“You face forward, or you face the possibility of shock and damage.”
~ Brody Bruce, just before walking head-on into a barricade in Kevin Smith’s Mallrats (1995).
“Would you crack the fuckin’ window open, man? You know, it’s proven that second-hand smoke is a carcin, carcin, uh – you know, a cancer agent.”
~ Carl Showalter, Fargo (1996)
It’s important to listen to lots of the Dead Milkmen on the day you learn your stepdad has cancer. This is what I’ve learned today. Nostalgia’s been the rule as of late, and it’s been a process laying waste to the forward-looking tendencies of our collective consciousness. In my own house and life as of late, it’s epidemic: Disney movie records from the secondhand shop, old photos, and today, lots of Dead Milkmen and the Beastie Boys. As we fly through our 30s and our fourth decade, and plunge into our 40s, reality is hitting us hard, and sometimes, it really bites. Parents continue to age and are falling ill, in droves. Grandparents – if we’re lucky enough to still have them, and outliving our parents in some cases – are sadly following suit. The “Greatest Generation” and the Boomers are beginning to slip into obscurity, and if you’re anything like me, the idea of this is TERRIFYING.
Let me explain.
Yes, it is very difficult and sad to lose those that we love, those on whom we’ve depended on our entire lives. But for those of us who were blessed to extend our childhoods even past our 20s, the prospect of really becoming the ADULTS is just stunning. Most of us have had a serious taste of it, to be fair. Maybe job loss or job gain did it. Babies and mortgages, sick relatives, other miscellaneous life crises, whatever. Sure. As more young bodies are born and coming up, and those before us are becoming more frail and needing our assistance and care, the opportunities to act like children are becoming fewer and farther between.

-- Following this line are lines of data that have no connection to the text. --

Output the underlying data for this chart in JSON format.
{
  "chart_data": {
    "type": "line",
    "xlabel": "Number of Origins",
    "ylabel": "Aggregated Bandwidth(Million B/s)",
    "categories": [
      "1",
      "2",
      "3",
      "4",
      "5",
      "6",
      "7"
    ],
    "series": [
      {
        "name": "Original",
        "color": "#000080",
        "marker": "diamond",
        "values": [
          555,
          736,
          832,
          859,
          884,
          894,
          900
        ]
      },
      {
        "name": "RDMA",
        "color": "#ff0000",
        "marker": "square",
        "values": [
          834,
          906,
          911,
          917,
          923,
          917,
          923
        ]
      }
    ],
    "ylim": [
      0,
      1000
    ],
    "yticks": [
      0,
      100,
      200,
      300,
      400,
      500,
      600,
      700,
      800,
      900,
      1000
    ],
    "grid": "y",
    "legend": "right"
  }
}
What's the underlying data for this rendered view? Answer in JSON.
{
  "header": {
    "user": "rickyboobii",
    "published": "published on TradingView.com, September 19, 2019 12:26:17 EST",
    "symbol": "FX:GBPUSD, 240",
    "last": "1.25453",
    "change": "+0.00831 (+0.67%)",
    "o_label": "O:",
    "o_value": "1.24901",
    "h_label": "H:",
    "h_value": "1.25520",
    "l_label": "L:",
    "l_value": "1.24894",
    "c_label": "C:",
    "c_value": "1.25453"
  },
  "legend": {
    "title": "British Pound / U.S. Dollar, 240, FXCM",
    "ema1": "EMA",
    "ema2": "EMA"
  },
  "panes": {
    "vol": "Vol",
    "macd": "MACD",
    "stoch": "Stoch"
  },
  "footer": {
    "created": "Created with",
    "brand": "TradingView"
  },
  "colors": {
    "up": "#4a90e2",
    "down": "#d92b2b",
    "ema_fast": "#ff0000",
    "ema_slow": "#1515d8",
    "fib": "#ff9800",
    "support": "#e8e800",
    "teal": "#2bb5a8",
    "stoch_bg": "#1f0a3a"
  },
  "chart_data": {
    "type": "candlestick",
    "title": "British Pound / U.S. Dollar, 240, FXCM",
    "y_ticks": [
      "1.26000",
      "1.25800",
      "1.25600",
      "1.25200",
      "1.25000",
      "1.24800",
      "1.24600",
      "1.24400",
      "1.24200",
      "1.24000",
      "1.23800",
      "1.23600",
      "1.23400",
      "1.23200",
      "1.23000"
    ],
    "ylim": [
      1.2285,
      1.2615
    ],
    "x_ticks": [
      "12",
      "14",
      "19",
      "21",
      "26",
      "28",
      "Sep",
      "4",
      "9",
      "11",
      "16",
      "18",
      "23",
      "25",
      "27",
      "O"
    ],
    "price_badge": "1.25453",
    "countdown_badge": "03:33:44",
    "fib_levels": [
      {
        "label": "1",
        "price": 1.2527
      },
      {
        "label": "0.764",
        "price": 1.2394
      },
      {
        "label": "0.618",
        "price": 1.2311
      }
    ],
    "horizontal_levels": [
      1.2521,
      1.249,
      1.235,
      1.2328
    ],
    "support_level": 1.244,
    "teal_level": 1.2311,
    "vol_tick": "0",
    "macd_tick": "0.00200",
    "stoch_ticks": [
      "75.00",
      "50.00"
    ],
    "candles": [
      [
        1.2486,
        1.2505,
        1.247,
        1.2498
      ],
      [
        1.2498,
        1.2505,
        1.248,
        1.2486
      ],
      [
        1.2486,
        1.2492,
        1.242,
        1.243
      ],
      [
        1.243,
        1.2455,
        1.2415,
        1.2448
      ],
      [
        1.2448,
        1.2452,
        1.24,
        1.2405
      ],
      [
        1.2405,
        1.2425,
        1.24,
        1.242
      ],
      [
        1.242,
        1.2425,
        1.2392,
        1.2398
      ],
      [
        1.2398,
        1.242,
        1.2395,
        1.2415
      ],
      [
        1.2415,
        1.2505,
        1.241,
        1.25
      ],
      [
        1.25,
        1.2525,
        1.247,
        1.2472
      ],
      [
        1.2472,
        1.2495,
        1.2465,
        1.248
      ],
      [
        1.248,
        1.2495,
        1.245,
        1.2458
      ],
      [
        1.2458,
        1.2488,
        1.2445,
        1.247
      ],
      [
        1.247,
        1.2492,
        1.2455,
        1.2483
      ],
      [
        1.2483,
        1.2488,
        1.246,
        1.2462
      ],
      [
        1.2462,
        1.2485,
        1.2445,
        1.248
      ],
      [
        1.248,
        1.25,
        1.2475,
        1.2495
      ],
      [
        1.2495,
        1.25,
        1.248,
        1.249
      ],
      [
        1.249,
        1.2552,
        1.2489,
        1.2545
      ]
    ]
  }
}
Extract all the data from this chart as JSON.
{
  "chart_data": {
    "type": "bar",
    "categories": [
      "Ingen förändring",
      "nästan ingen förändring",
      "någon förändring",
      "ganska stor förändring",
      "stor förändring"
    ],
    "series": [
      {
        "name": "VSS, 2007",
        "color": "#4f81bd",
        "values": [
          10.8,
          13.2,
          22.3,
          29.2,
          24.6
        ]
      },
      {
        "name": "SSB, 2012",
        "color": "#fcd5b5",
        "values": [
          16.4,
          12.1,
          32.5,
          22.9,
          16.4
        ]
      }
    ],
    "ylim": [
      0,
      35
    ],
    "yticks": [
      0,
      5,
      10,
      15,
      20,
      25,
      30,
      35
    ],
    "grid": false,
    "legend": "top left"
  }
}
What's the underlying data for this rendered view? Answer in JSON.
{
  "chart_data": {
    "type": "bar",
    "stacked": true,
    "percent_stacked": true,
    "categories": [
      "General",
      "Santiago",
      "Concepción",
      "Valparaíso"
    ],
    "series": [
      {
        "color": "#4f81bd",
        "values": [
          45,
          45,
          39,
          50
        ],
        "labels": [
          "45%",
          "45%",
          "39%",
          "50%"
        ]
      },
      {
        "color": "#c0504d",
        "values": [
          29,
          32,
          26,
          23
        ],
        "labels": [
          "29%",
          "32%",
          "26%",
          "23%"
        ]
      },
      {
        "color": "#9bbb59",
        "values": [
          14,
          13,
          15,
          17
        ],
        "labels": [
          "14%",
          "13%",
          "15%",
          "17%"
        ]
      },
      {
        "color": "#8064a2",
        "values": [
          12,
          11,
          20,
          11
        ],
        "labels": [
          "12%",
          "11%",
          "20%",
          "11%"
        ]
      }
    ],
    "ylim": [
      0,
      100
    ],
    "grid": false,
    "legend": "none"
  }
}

And on this day, May 4, 2012 – it’s just too much. So I am blasting the Beastie Boys’ Licensed to Ill in my headphones, and trying NOT to think about how one of our musical and spiritual heroes died this morning. It’s been three years in coming. Adam Yauch had been fighting that stupid fucking foe cancer for three years, but most of us were in denial. Not MCA. Not one of us. Nope. Not in his 40s. Not the beautiful, poetic, kind soul that we thought might still be here for a few more decades, to help gracefully and maturely usher us into our middle ages. We were in it together, from 1986 and the release of this incredible album that changed our lives, until today.
It might be a good time to try waxing poetic, come up with an elegant way to complain about this huge smack-across-the-face from reality.
But no. It just really, really fucking sucks.
Sorry we can’t do better than that for you, Adam. Please forgive us, from beyond.
“My name is MCA, I got a license to kill,
I think you know what time it is, it’s time to get ill.”
I’m listening to “Paul Revere” in my Skullcandy headphones and wondering what the hell to say.
I first heard this song when it was just a few weeks old, in the girl’s locker room of my middle school. Big boombox, cracked shell of a cassette tape. Lots of awkward 12-year-old posturing, quick ducks into the shower room, half-dressed shyness over budding breasts and chubby tummies. Slightly terrifying and humiliating scoliosis tests, courtesy of the scary middle school gym teacher while bent over forward from the waist. And wait, what is that sound, loud but echoing and muffled, from the other side of the lockers?
“… did it like this… did it like that …
did it with a wiffle-ball bat.”
What in the HELL were we doing listening to this, in the sixth-grade gym locker room? And given how awesome it is, any surprise we turned out as awesome as we all did? THIS is what we were listening to? Seems impossible now, in an age when the middle schoolers I know are spinning Justin Beiber and Miley Cyrus.
<Pause for a brief prayer of thanks – to the gods of time, and my loving parents – who in their infinite wisdom brought me and my compadres into this world in the mid-1970s – and not 2000. God forbid.>
Now that I’m over three times the age of that shy, curious girl in the middle-school locker room, I really cannot believe that we were listening to this. No prude, it’s not exactly because it’s somewhat graphic and edgy (although the wiffle-ball bat thing always did seem a bit much – and we all LOVED it).
No, it’s not that, exactly. It’s more that it’s just so good. So wonderfully, rebelliously, uniquely good. Amen.